Минут через пять Максим Петрович встретил своего гостя на крыльце. После обыкновенных дружеских приветствий и лобызаний Лаврентий Никитич сказал Про-кудину:
— Ну вот, друг сердечный, мы, кажись, не запоздали. Готов ли ты, а мы, пожалуй, хоть накануне Фомина понедельника нагрянем к тебе со всем поездом.
— Помилуй, — прервал с приметным смущением Прокудин, — что это тебе так загорелось, любезный? До другого-то поста еще далеко.
— Эх, Максим Петрович, или ты не знаешь русской пословицы: «Куй железо, пока горячо»? Чего тут мешкать? Дальше в лес, больше дров. Мы с тобой по рукам ударили, жених налицо…
— Так что ж? Пусть он погостит у тебя неделек пять или шесть.
— Что ты, друг сердечный, легко вымолвить: шесть недель! Да ты этак моего парня вовсе замаешь: он так и бредит твоей Ольгой Дмитриевной. Хочешь верь, хочешь нет, а видит Бог — исхудал! Бывало, живет безвыездно в своей коломенской отчине, а теперь ему на месте не посидится: поживет в одном селе недельки две, а там переедет в другое, из другого — в третье, словно его кто-нибудь гоняет. Тоска, дескать, одолела, хлеба лишился!

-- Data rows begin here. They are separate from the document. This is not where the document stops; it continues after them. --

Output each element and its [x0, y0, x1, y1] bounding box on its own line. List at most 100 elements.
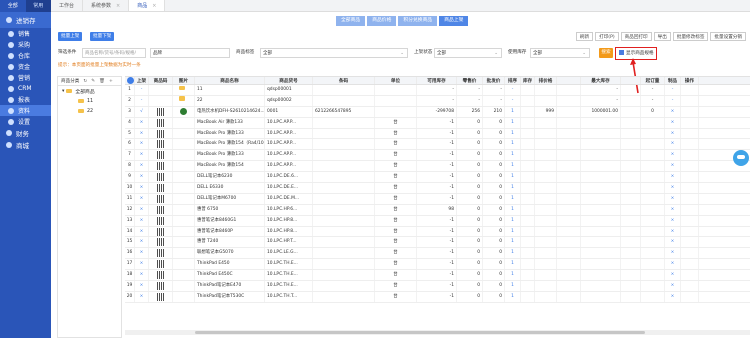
cell-sort[interactable]: 1 [505, 237, 521, 248]
cell-sort[interactable]: 1 [505, 128, 521, 139]
column-header[interactable]: 排序 [505, 77, 521, 84]
close-icon[interactable]: × [152, 3, 156, 9]
table-row[interactable]: 17 × ThinkPad E450 10.LPC.TH.E... 台 -1 0 0 1 × [125, 259, 750, 271]
cell-sort[interactable]: 1 [505, 215, 521, 226]
cell-moq[interactable]: × [665, 139, 681, 150]
batch-distribution-button[interactable]: 批量设置分销 [710, 32, 746, 41]
sidebar-item-8[interactable]: 设置 [0, 116, 51, 127]
cell-sort[interactable]: 1 [505, 150, 521, 161]
cell-moq[interactable]: × [665, 248, 681, 259]
assistant-mascot-icon[interactable] [733, 150, 749, 166]
column-header[interactable]: 起订量 [641, 77, 665, 84]
table-row[interactable]: 12 × 惠普 6750 10.LPC.HP.6... 台 98 0 0 1 × [125, 204, 750, 216]
sidebar-item-0[interactable]: 销售 [0, 28, 51, 39]
export-button[interactable]: 导出 [653, 32, 671, 41]
cell-up[interactable]: × [135, 204, 149, 215]
cell-up[interactable]: - [135, 85, 149, 95]
cell-moq[interactable]: × [665, 117, 681, 128]
cell-up[interactable]: × [135, 226, 149, 237]
refresh-icon[interactable]: ↻ [83, 79, 87, 84]
cell-moq[interactable]: × [665, 270, 681, 281]
reprint-button[interactable]: 商品回打印 [620, 32, 652, 41]
cell-moq[interactable]: × [665, 226, 681, 237]
cell-sort[interactable]: 1 [505, 204, 521, 215]
cell-up[interactable]: × [135, 161, 149, 172]
cell-moq[interactable]: × [665, 281, 681, 291]
cell-moq[interactable]: × [665, 161, 681, 172]
table-row[interactable]: 14 × 惠普笔记本8460P 10.LPC.HP.8... 台 -1 0 0 1 × [125, 226, 750, 238]
column-header[interactable]: 库存 [521, 77, 535, 84]
table-row[interactable]: 15 × 惠普 T240 10.LPC.HP.T... 台 -1 0 0 1 × [125, 237, 750, 249]
sidebar-item-6[interactable]: 报表 [0, 94, 51, 105]
cell-sort[interactable]: 1 [505, 183, 521, 193]
table-row[interactable]: 7 × MacBook Pro 薄款133 10.LPC.AP.P... 台 -1 0 0 1 × [125, 150, 750, 162]
cell-moq[interactable]: × [665, 172, 681, 183]
column-header[interactable]: 商品名称 [195, 77, 265, 84]
table-row[interactable]: 2-22 qdsp00002- - - - - - - [125, 95, 750, 107]
sidebar-item-finance[interactable]: 财务 [0, 127, 51, 139]
table-row[interactable]: 13 × 惠普笔记本8460G1 10.LPC.HP.8... 台 -1 0 0 1 × [125, 215, 750, 227]
column-header[interactable]: 最大库存 [581, 77, 621, 84]
cell-sort[interactable]: 1 [505, 161, 521, 172]
column-header[interactable]: 条码 [313, 77, 375, 84]
cell-moq[interactable]: - [665, 85, 681, 95]
subtab-points-goods[interactable]: 积分兑换商品 [398, 16, 438, 26]
cell-sort[interactable]: 1 [505, 193, 521, 204]
cell-sort[interactable]: 1 [505, 281, 521, 291]
cell-sort[interactable]: 1 [505, 139, 521, 150]
stock-select[interactable]: 全部 ⌄ [530, 48, 590, 58]
cell-moq[interactable]: × [665, 215, 681, 226]
cell-up[interactable]: × [135, 259, 149, 270]
shelf-select[interactable]: 全部 ⌄ [434, 48, 502, 58]
subtab-goods-shelf[interactable]: 商品上架 [439, 16, 469, 26]
batch-shelve-button[interactable]: 批量上架 [58, 32, 83, 41]
cell-sort[interactable]: - [505, 95, 521, 106]
sidebar-item-5[interactable]: CRM [0, 83, 51, 94]
column-header[interactable]: 零售价 [457, 77, 483, 84]
cell-up[interactable]: × [135, 237, 149, 248]
tab-workbench[interactable]: 工作台 [51, 0, 84, 11]
sidebar-item-3[interactable]: 资金 [0, 61, 51, 72]
column-header[interactable]: 单位 [375, 77, 417, 84]
table-row[interactable]: 5 × MacBook Pro 薄款133 10.LPC.AP.P... 台 -1 0 0 1 × [125, 128, 750, 140]
cell-up[interactable]: × [135, 150, 149, 161]
table-row[interactable]: 18 × ThinkPad E450C 10.LPC.TH.E... 台 -1 0 0 1 × [125, 270, 750, 282]
table-row[interactable]: 6 × MacBook Pro 薄款154（Ra4/10... 10.LPC.AP.P… [125, 139, 750, 151]
table-row[interactable]: 19 × ThinkPad笔记本E470 10.LPC.TH.E... 台 -1 0 0 1 × [125, 281, 750, 292]
cell-up[interactable]: - [135, 95, 149, 106]
sidebar-item-7[interactable]: 资料 [0, 105, 51, 116]
cell-sort[interactable]: - [505, 85, 521, 95]
tag-select[interactable]: 全部 ⌄ [260, 48, 408, 58]
cell-up[interactable]: × [135, 117, 149, 128]
print-button[interactable]: 打印(P) [595, 32, 619, 41]
cell-up[interactable]: × [135, 248, 149, 259]
cell-moq[interactable]: × [665, 150, 681, 161]
tree-node[interactable]: 22 [58, 106, 121, 116]
cell-up[interactable]: × [135, 183, 149, 193]
table-row[interactable]: 16 × 联想笔记本G5070 10.LPC.LE.G... 台 -1 0 0 1 × [125, 248, 750, 260]
cell-moq[interactable]: × [665, 193, 681, 204]
refresh-button[interactable]: 刷新 [575, 32, 594, 41]
column-header[interactable]: 排价格 [535, 77, 557, 84]
cell-moq[interactable]: × [665, 259, 681, 270]
cell-up[interactable]: × [135, 139, 149, 150]
tab-system-params[interactable]: 系统参数 × [83, 0, 130, 11]
subtab-goods-price[interactable]: 商品价格 [367, 16, 397, 26]
cell-moq[interactable]: × [665, 128, 681, 139]
add-icon[interactable]: + [109, 79, 113, 84]
column-header[interactable]: 可用库存 [417, 77, 457, 84]
cell-up[interactable]: × [135, 172, 149, 183]
table-row[interactable]: 11 × DELL笔记本M6700 10.LPC.DE.M... 台 -1 0 0 1 × [125, 193, 750, 205]
column-header[interactable] [621, 77, 641, 84]
column-header[interactable]: 制品 [665, 77, 681, 84]
cell-sort[interactable]: 1 [505, 259, 521, 270]
cell-up[interactable]: × [135, 291, 149, 302]
close-icon[interactable]: × [116, 3, 120, 9]
column-header[interactable]: 操作 [681, 77, 699, 84]
table-row[interactable]: 20 × ThinkPad笔记本T530C 10.LPC.TH.T... 台 -1 0 0 1 × [125, 291, 750, 303]
column-header[interactable]: 商品码 [149, 77, 173, 84]
batch-tag-button[interactable]: 批量修改标签 [672, 32, 709, 41]
cell-moq[interactable]: × [665, 106, 681, 117]
table-row[interactable]: 10 × DELL E6330 10.LPC.DE.E... 台 -1 0 0 1 × [125, 183, 750, 194]
tree-node-root[interactable]: ▾ 全部商品 [58, 86, 121, 96]
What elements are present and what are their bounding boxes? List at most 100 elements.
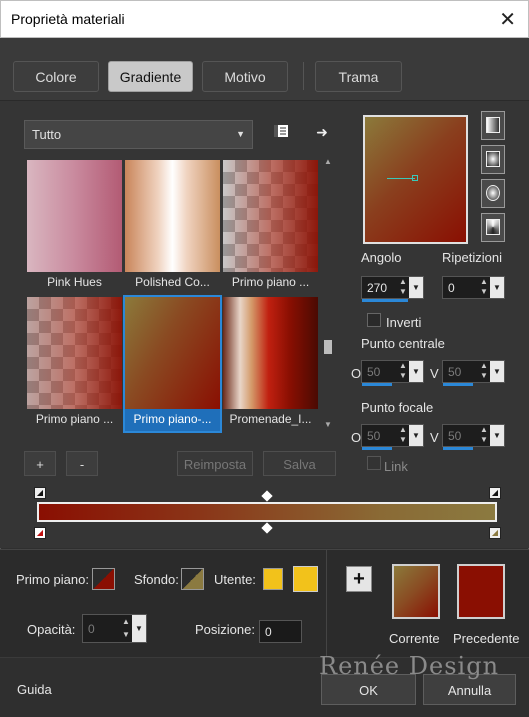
category-dropdown[interactable]: Tutto ▼ (24, 120, 253, 149)
background-label: Sfondo: (134, 572, 179, 587)
resource-manager-icon[interactable] (270, 122, 292, 144)
stepper-icon[interactable]: ▲ ▼ (397, 277, 409, 298)
focal-h-slider[interactable] (362, 447, 392, 450)
chevron-down-icon[interactable]: ▼ (409, 361, 423, 382)
tab-colore[interactable]: Colore (13, 61, 99, 92)
add-to-swatches-icon[interactable]: + (346, 566, 372, 592)
stepper-icon[interactable]: ▲ ▼ (478, 361, 490, 382)
angle-handle[interactable] (412, 175, 418, 181)
chevron-down-icon: ▼ (236, 129, 245, 139)
gradient-thumbnail (27, 297, 122, 409)
center-v-slider[interactable] (443, 383, 473, 386)
chevron-down-icon[interactable]: ▼ (490, 361, 504, 382)
focal-v-input[interactable]: 50 ▲ ▼ ▼ (442, 424, 505, 450)
tab-motivo[interactable]: Motivo (202, 61, 288, 92)
gradient-label: Promenade_I... (229, 412, 312, 426)
help-link[interactable]: Guida (17, 682, 52, 697)
scroll-down-icon[interactable]: ▼ (322, 420, 334, 432)
invert-label: Inverti (386, 315, 422, 330)
previous-label: Precedente (453, 631, 520, 646)
chevron-down-icon[interactable]: ▼ (490, 277, 504, 298)
current-material-swatch[interactable] (392, 564, 440, 619)
chevron-down-icon[interactable]: ▼ (409, 277, 423, 298)
opacity-input[interactable]: 0 ▲ ▼ ▼ (82, 614, 147, 643)
center-h-slider[interactable] (362, 383, 392, 386)
repeats-input[interactable]: 0 ▲ ▼ ▼ (442, 276, 505, 299)
user-color-picker[interactable] (293, 566, 318, 592)
gradient-thumbnail (125, 160, 220, 272)
center-point-label: Punto centrale (361, 336, 445, 351)
link-checkbox[interactable] (367, 456, 381, 470)
position-value: 0 (265, 625, 272, 639)
chevron-down-icon[interactable]: ▼ (490, 425, 504, 446)
transparency-stop-icon[interactable]: ◢ (34, 487, 46, 499)
arrow-right-icon[interactable]: ➜ (311, 121, 333, 143)
add-gradient-button[interactable]: + (24, 451, 56, 476)
gallery-scrollbar[interactable]: ▲ ▼ (322, 157, 334, 432)
angle-slider[interactable] (362, 299, 408, 302)
gradient-gallery: Pink Hues Polished Co... Primo piano ...… (24, 157, 322, 433)
opacity-value: 0 (88, 622, 95, 636)
repeats-value: 0 (448, 281, 455, 295)
linear-style-icon[interactable] (481, 111, 505, 140)
stepper-icon[interactable]: ▲ ▼ (478, 425, 490, 446)
gradient-label: Primo piano ... (35, 412, 114, 426)
position-input[interactable]: 0 (259, 620, 302, 643)
transparency-stop-icon[interactable]: ◢ (489, 487, 501, 499)
center-v-value: 50 (448, 365, 462, 379)
stepper-icon[interactable]: ▲ ▼ (478, 277, 490, 298)
foreground-stop-icon[interactable]: ◢ (34, 527, 46, 539)
link-label: Link (384, 459, 408, 474)
angle-value: 270 (367, 281, 388, 295)
stepper-icon[interactable]: ▲ ▼ (120, 615, 132, 642)
user-color-swatch[interactable] (263, 568, 283, 590)
chevron-down-icon[interactable]: ▼ (409, 425, 423, 446)
rectangular-style-icon[interactable] (481, 145, 505, 174)
angle-label: Angolo (361, 250, 402, 265)
gradient-label: Pink Hues (47, 275, 102, 289)
foreground-swatch[interactable] (92, 568, 115, 590)
focal-point-label: Punto focale (361, 400, 434, 415)
scroll-thumb[interactable] (324, 340, 332, 354)
scroll-up-icon[interactable]: ▲ (322, 157, 334, 169)
gradient-swatch[interactable]: Promenade_I... (223, 297, 318, 431)
section-divider (326, 549, 327, 657)
gradient-swatch[interactable]: Polished Co... (125, 160, 220, 294)
angle-handle-line (387, 178, 415, 179)
opacity-label: Opacità: (27, 622, 76, 637)
gradient-swatch[interactable]: Primo piano ... (27, 297, 122, 431)
focal-v-slider[interactable] (443, 447, 473, 450)
gradient-editor-bar[interactable] (37, 502, 497, 522)
current-label: Corrente (389, 631, 440, 646)
gradient-preview[interactable] (363, 115, 468, 244)
gradient-thumbnail (223, 160, 318, 272)
chevron-down-icon[interactable]: ▼ (132, 615, 146, 642)
gradient-swatch[interactable]: Primo piano ... (223, 160, 318, 294)
center-h-label: O (351, 366, 362, 381)
previous-material-swatch[interactable] (457, 564, 505, 619)
center-h-value: 50 (367, 365, 381, 379)
sunburst-style-icon[interactable] (481, 213, 505, 242)
foreground-label: Primo piano: (16, 572, 89, 587)
angle-input[interactable]: 270 ▲ ▼ ▼ (361, 276, 424, 302)
invert-checkbox[interactable] (367, 313, 381, 327)
center-v-input[interactable]: 50 ▲ ▼ ▼ (442, 360, 505, 386)
stepper-icon[interactable]: ▲ ▼ (397, 425, 409, 446)
remove-gradient-button[interactable]: - (66, 451, 98, 476)
tab-trama[interactable]: Trama (315, 61, 402, 92)
reset-button[interactable]: Reimposta (177, 451, 253, 476)
save-button[interactable]: Salva (263, 451, 336, 476)
radial-style-icon[interactable] (481, 179, 505, 208)
tab-gradiente[interactable]: Gradiente (108, 61, 193, 92)
center-h-input[interactable]: 50 ▲ ▼ ▼ (361, 360, 424, 386)
user-label: Utente: (214, 572, 256, 587)
focal-h-input[interactable]: 50 ▲ ▼ ▼ (361, 424, 424, 450)
gradient-swatch-selected[interactable]: Primo piano-... (123, 295, 222, 433)
stepper-icon[interactable]: ▲ ▼ (397, 361, 409, 382)
background-stop-icon[interactable]: ◢ (489, 527, 501, 539)
close-icon[interactable]: ✕ (499, 7, 516, 32)
window-title: Proprietà materiali (11, 11, 125, 27)
background-swatch[interactable] (181, 568, 204, 590)
gradient-swatch[interactable]: Pink Hues (27, 160, 122, 294)
title-bar: Proprietà materiali ✕ (0, 0, 529, 38)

— Да отчего ж, любезный? Ведь он моей племянницы и в глаза не видывал.
— Ну вот поди ты!.. Видно, уж я не путем ее расхвалил. Нет, Максим Петрович, откладывать нечего. Уж коли ты со мной порешился, так чем скорей, тем лучше.
— А Бог весть, любезный! Как поспешишь, да людей насмешишь.
— Как так?
— Да так! Я вчера пытался сторонкою намекнуть об этом племяннице…
— Ну что ж она?
— И руками и ногами!
— Чай, прежде хочет посмотреть своего жениха?

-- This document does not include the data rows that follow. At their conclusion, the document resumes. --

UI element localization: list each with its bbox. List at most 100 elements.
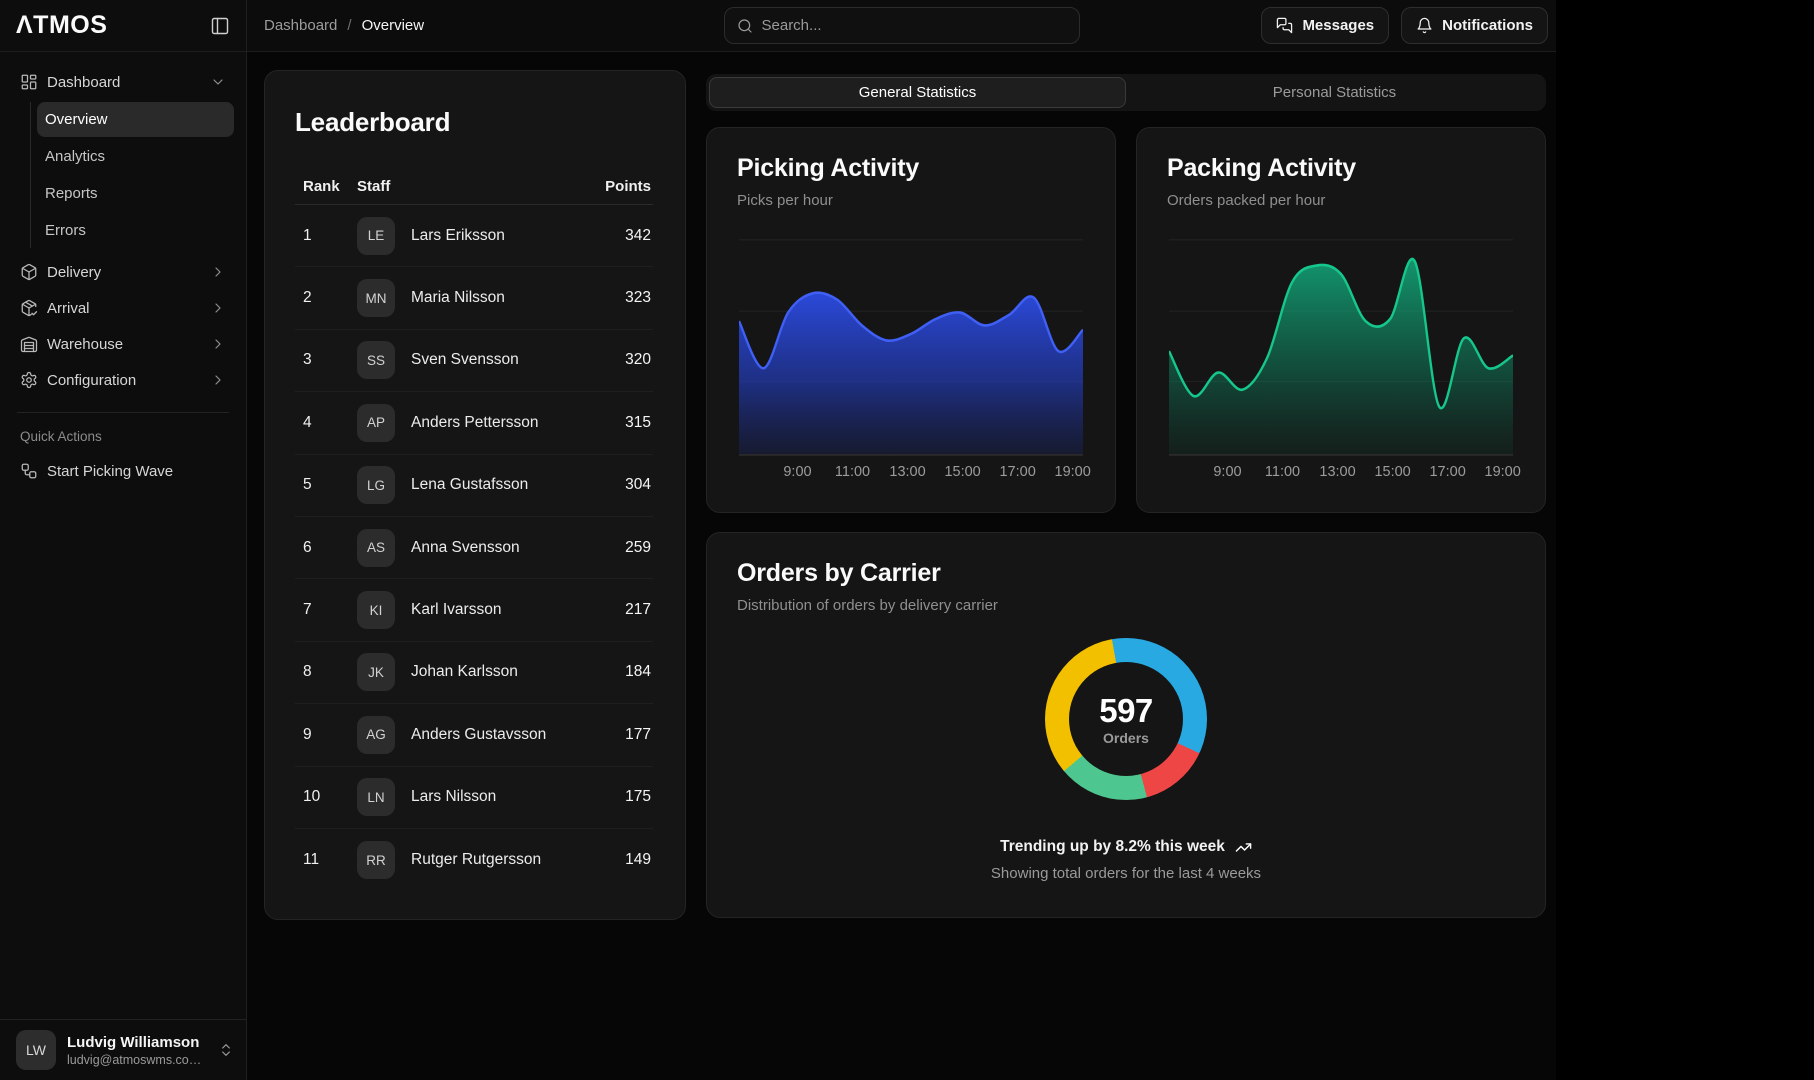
tab-general-statistics[interactable]: General Statistics xyxy=(709,77,1126,108)
points-cell: 323 xyxy=(625,289,651,307)
picking-chart: 9:0011:0013:0015:0017:0019:00 xyxy=(737,223,1085,486)
column-header-staff: Staff xyxy=(357,178,605,195)
leaderboard-title: Leaderboard xyxy=(295,107,653,138)
subnav-label: Overview xyxy=(45,111,108,128)
points-cell: 342 xyxy=(625,227,651,245)
leaderboard-rows: 1LELars Eriksson3422MNMaria Nilsson3233S… xyxy=(295,205,653,899)
messages-icon xyxy=(1276,17,1293,34)
sidebar-item-overview[interactable]: Overview xyxy=(37,102,234,137)
quick-actions-label: Quick Actions xyxy=(20,429,226,444)
tab-personal-statistics[interactable]: Personal Statistics xyxy=(1126,77,1543,108)
sidebar-item-reports[interactable]: Reports xyxy=(37,176,234,211)
sidebar-toggle-button[interactable] xyxy=(210,16,230,36)
breadcrumb-separator: / xyxy=(347,17,351,34)
staff-name: Anders Gustavsson xyxy=(411,726,546,744)
staff-name: Anna Svensson xyxy=(411,539,520,557)
points-cell: 259 xyxy=(625,539,651,557)
table-row: 4APAnders Pettersson315 xyxy=(295,392,653,454)
staff-name: Karl Ivarsson xyxy=(411,601,501,619)
start-picking-wave-button[interactable]: Start Picking Wave xyxy=(12,453,234,489)
x-tick-label: 17:00 xyxy=(1429,464,1465,480)
staff-avatar: KI xyxy=(357,591,395,629)
subnav-label: Reports xyxy=(45,185,98,202)
notifications-button[interactable]: Notifications xyxy=(1401,7,1548,44)
staff-cell: RRRutger Rutgersson xyxy=(357,841,625,879)
orders-total: 597 xyxy=(1099,692,1153,730)
points-cell: 217 xyxy=(625,601,651,619)
sidebar-item-delivery[interactable]: Delivery xyxy=(12,254,234,290)
search-icon xyxy=(737,18,753,34)
quick-action-label: Start Picking Wave xyxy=(47,463,173,480)
sidebar-item-label: Delivery xyxy=(47,264,101,281)
points-cell: 149 xyxy=(625,851,651,869)
x-tick-label: 19:00 xyxy=(1055,464,1091,480)
search-box xyxy=(724,7,1080,44)
staff-cell: JKJohan Karlsson xyxy=(357,653,625,691)
subnav-label: Analytics xyxy=(45,148,105,165)
carriers-title: Orders by Carrier xyxy=(737,559,1515,588)
points-cell: 184 xyxy=(625,663,651,681)
sidebar-item-configuration[interactable]: Configuration xyxy=(12,362,234,398)
staff-avatar: SS xyxy=(357,341,395,379)
panel-left-icon xyxy=(210,16,230,36)
staff-cell: MNMaria Nilsson xyxy=(357,279,625,317)
user-name: Ludvig Williamson xyxy=(67,1034,207,1051)
packing-activity-card: Packing Activity Orders packed per hour xyxy=(1136,127,1546,513)
search-input[interactable] xyxy=(762,17,1067,34)
staff-name: Anders Pettersson xyxy=(411,414,539,432)
rank-cell: 8 xyxy=(303,663,357,681)
orders-total-label: Orders xyxy=(1103,730,1149,746)
x-tick-label: 19:00 xyxy=(1485,464,1521,480)
table-row: 1LELars Eriksson342 xyxy=(295,205,653,267)
sidebar-item-arrival[interactable]: Arrival xyxy=(12,290,234,326)
staff-avatar: AG xyxy=(357,716,395,754)
topbar: Dashboard / Overview Messages Notificati… xyxy=(247,0,1556,52)
x-tick-label: 9:00 xyxy=(783,464,811,480)
packing-title: Packing Activity xyxy=(1167,154,1515,183)
messages-button[interactable]: Messages xyxy=(1261,7,1389,44)
sidebar-item-dashboard[interactable]: Dashboard xyxy=(12,64,234,100)
breadcrumb-parent[interactable]: Dashboard xyxy=(264,17,337,34)
breadcrumb: Dashboard / Overview xyxy=(264,17,424,34)
staff-avatar: LN xyxy=(357,778,395,816)
x-tick-label: 17:00 xyxy=(999,464,1035,480)
points-cell: 320 xyxy=(625,351,651,369)
sidebar-item-warehouse[interactable]: Warehouse xyxy=(12,326,234,362)
sidebar-item-label: Dashboard xyxy=(47,74,120,91)
rank-cell: 7 xyxy=(303,601,357,619)
picking-title: Picking Activity xyxy=(737,154,1085,183)
charts-row: Picking Activity Picks per hour xyxy=(706,127,1546,513)
sidebar-nav: Dashboard Overview Analytics Reports Err… xyxy=(0,52,246,1019)
topbar-actions: Messages Notifications xyxy=(1261,7,1548,44)
user-menu[interactable]: LW Ludvig Williamson ludvig@atmoswms.co… xyxy=(0,1019,246,1080)
bell-icon xyxy=(1416,17,1433,34)
staff-avatar: LG xyxy=(357,466,395,504)
orders-by-carrier-card: Orders by Carrier Distribution of orders… xyxy=(706,532,1546,918)
sidebar-item-label: Arrival xyxy=(47,300,90,317)
packing-subtitle: Orders packed per hour xyxy=(1167,192,1515,209)
column-header-points: Points xyxy=(605,178,651,195)
staff-cell: APAnders Pettersson xyxy=(357,404,625,442)
rank-cell: 2 xyxy=(303,289,357,307)
staff-name: Sven Svensson xyxy=(411,351,519,369)
sidebar-item-errors[interactable]: Errors xyxy=(37,213,234,248)
chevron-right-icon xyxy=(210,264,226,280)
picking-area-chart xyxy=(739,229,1083,456)
rank-cell: 6 xyxy=(303,539,357,557)
sidebar-item-analytics[interactable]: Analytics xyxy=(37,139,234,174)
rank-cell: 11 xyxy=(303,851,357,869)
table-row: 7KI Karl Ivarsson 217 xyxy=(295,579,653,641)
staff-cell: SS Sven Svensson xyxy=(357,341,625,379)
picking-subtitle: Picks per hour xyxy=(737,192,1085,209)
sidebar-item-label: Configuration xyxy=(47,372,136,389)
rank-cell: 9 xyxy=(303,726,357,744)
points-cell: 304 xyxy=(625,476,651,494)
app-logo: ΛTMOS xyxy=(16,11,107,40)
content: Leaderboard Rank Staff Points 1LELars Er… xyxy=(247,52,1556,1080)
x-tick-label: 9:00 xyxy=(1213,464,1241,480)
statistics-tabs: General Statistics Personal Statistics xyxy=(706,74,1546,111)
staff-name: Lars Nilsson xyxy=(411,788,496,806)
rank-cell: 10 xyxy=(303,788,357,806)
avatar: LW xyxy=(16,1030,56,1070)
table-row: 2MNMaria Nilsson323 xyxy=(295,267,653,329)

— Нет, об этом и речи не было.
— Так из чего ж она упрямится;
— Из чего? Вот в том-то и дело, друг сердечный. Ты говоришь, что князь Андрей с тоски умирает по моей племяннице, и она все тоскует да плачет, только, кажись, не о нем.
— Что ты говоришь?
— Да, любезный. Помнишь, ты мне рассказывал об этом гвардейском фенрике, сиречь прапорщике, который познакомился с нею у немца Гутфеля?
— Как же! Василий Михайлович Симский, племянник Данилы Никифоровича. Оба хороши — и племянник и дядюшка! Ты знаешь, что этот старый черт оскоблил себе бороду?
— Знаю, знаю!.. Да это что! У всякого свой царь в голове. Захотел осрамить себя на старости — его воля! А вот что худо, Лаврентий Никитич: мне сдается, что этот Симский не в добрый час свел знакомство с племянницей.
— А что?
— Вестимо что: Симский — молодец, собою красавец…
— Да неужели ты думаешь, Максим Петрович, что племянница твоя до того забыла весь девичий стыд…
— Что, не спросясь меня, полюбила этого Симско-го?.. Эх, Лаврентий Никитич! И не хотелось бы этого думать, да думается.
— И, полно, друг сердечный! Может ли статься, чтоб воспитанная в благочестивом доме, благородная и разумная девица полюбила заезжего детину, который сегодня здесь, а завтра Бог весть где!.. Да и он, чай, вовсе о ней не думает. Ведь эта петербургская молодежь на наших московских барышень и смотреть не хочет. Вот кабы он посватался за твою племянницу…
— Да то-то и беда, любезный, что он сватался.
— Неужели?
— Да, Лаврентий Никитич! Дядюшка его, Данила Никифорович, сам изволил сватом приезжать.
— Ну что ж, ты его порядком отбоярил?
— Да. Я сказал наотрез, что этому не бывать.
— А Ольга Дмитриевна знает, что Симский за нее сватался?
— Как это можно! Ее на ту пору и дома не было.
— Да Аграфена-то Петровна не сказала ли об этом племяннице?
— Сохрани Господи!.. Хоть она и очень поглупела, а все еще настолько-то у ней в голове толку есть, чтоб понапрасну девку не тревожить.
— Полно, так ли?
— Уж я тебе говорю. Сестра мне сама сказала, что она об этом Оленьке никогда не заикнется. Уж если, дескать, ей, бедной, не суждено быть за Симским, так лучше вовсе не знать, что он хотел на ней жениться.
— Ну, коли ты правду говоришь, так это еще дело поправное.
— И я то же думаю, только надобно за него умненько взяться. Круто повернешь — хуже будет, любезный! Теперь, может статься, она частехонько думает об этом Симском, а как пройдет месяц-другой, так дурь-то понемногу из головы выйдет.